A creative and adventurous Australian bloke’s battle with clinical depression
and Anno Domini.
Around 2000 men take their own lives in Australia each year, which is approximately four times the female suicide rate. But only about half as many men as women suffer from clinical depression. It seems obvious that this disparity in suicides is due to the Aussie bloke’s self-image of toughness and taciturnity, many being reluctant to confide even in their girlfriends or wives, let alone their close mates, about any severe depression they experience. And so they suffer often in silence, seeking no help from health professionals until it is too late and they cannot resist the strong urge to self-destruction that is a symptom typical of both clinical and manic depression, bi-polar disorder as the latter is now more commonly called.
Max Sollitt has experienced all the symptoms of clinical depression and tells in a down-to-earth, sometimes darkly humorous way how he stopped himself from becoming another unit in the grim statistics.
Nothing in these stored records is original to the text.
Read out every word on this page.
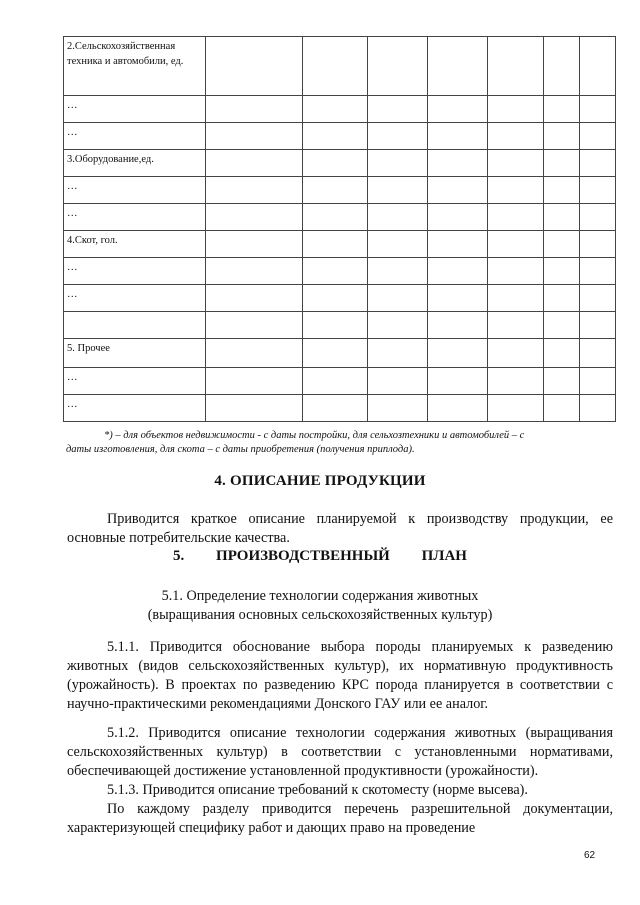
2.Сельскохозяйственная техника и автомобили, ед.							
…							
…							
3.Оборудование,ед.							
…							
…							
4.Скот, гол.							
…							
…							

5. Прочее							
…							
…							
*) – для объектов недвижимости - с даты постройки, для сельхозтехники и автомобилей – с
даты изготовления, для скота – с даты приобретения (получения приплода).
4. ОПИСАНИЕ ПРОДУКЦИИ
Приводится краткое описание планируемой к производству продукции, ее основные потребительские качества.
5. ПРОИЗВОДСТВЕННЫЙ ПЛАН
5.1. Определение технологии содержания животных
(выращивания основных сельскохозяйственных культур)
5.1.1. Приводится обоснование выбора породы планируемых к разведению животных (видов сельскохозяйственных культур), их нормативную продуктивность (урожайность). В проектах по разведению КРС порода планируется в соответствии с научно-практическими рекомендациями Донского ГАУ или ее аналог.
5.1.2. Приводится описание технологии содержания животных (выращивания сельскохозяйственных культур) в соответствии с установленными нормативами, обеспечивающей достижение установленной продуктивности (урожайности).
5.1.3. Приводится описание требований к скотоместу (норме высева).
По каждому разделу приводится перечень разрешительной документации, характеризующей специфику работ и дающих право на проведение
62
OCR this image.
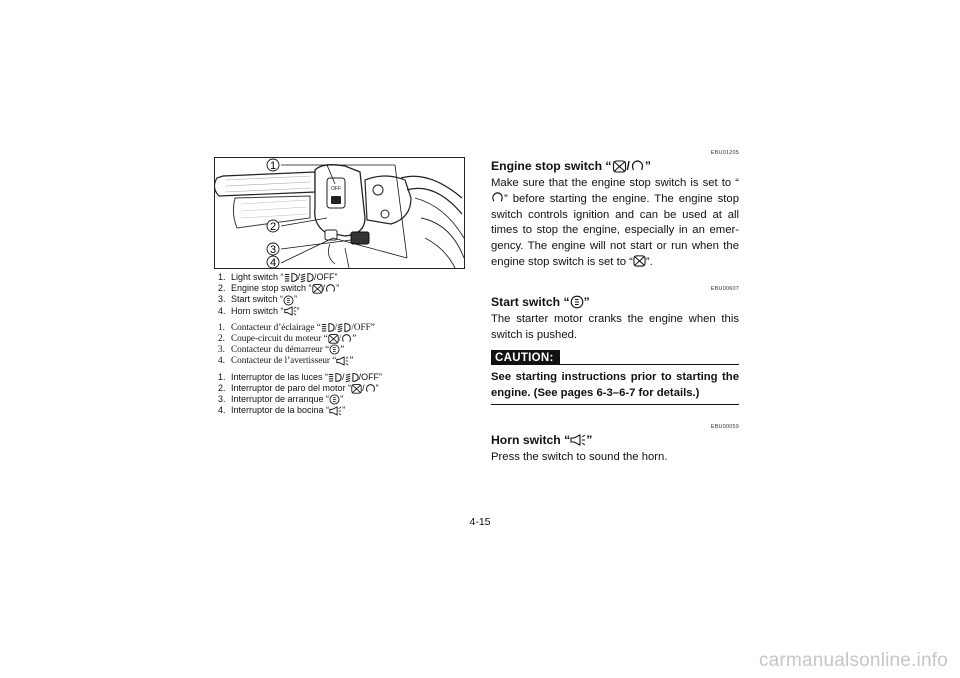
OFF
1
2
3
4
1. Light switch “ / /OFF”
2. Engine stop switch “ / ”
3. Start switch “ ”
4. Horn switch “ ”
1. Contacteur d’éclairage “ / /OFF”
2. Coupe-circuit du moteur “ / ”
3. Contacteur du démarreur “ ”
4. Contacteur de l’avertisseur “ ”
1. Interruptor de las luces “ / /OFF”
2. Interruptor de paro del motor “ / ”
3. Interruptor de arranque “ ”
4. Interruptor de la bocina “ ”
EBU01205
Engine stop switch “ / ”
Make sure that the engine stop switch is set to “” before starting the engine. The engine stop switch controls ignition and can be used at all times to stop the engine, especially in an emer-gency. The engine will not start or run when the engine stop switch is set to “ ”.
EBU00607
Start switch “ ”
The starter motor cranks the engine when this switch is pushed.
CAUTION:
See starting instructions prior to starting the engine. (See pages 6-3–6-7 for details.)
EBU00059
Horn switch “ ”
Press the switch to sound the horn.
4-15
carmanualsonline.info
But this autobiography is not just a story of depression defeated; it is an account of the life until the age of 77 of a seafarer and writer, bibliophile and drunkard, who makes philosophical and psychological enquiries into his relationships over the years with his parents, school-teachers, mates and the opposite sex.
So besides being a book that will interest in particular the families and friends of sufferers from mental illnesses such as clinical depression, bi-polar disorder and schizophrenia, and also, of course, the sufferers themselves, Catastroscopes is an intriguing life story with appeal for both the older and younger generations.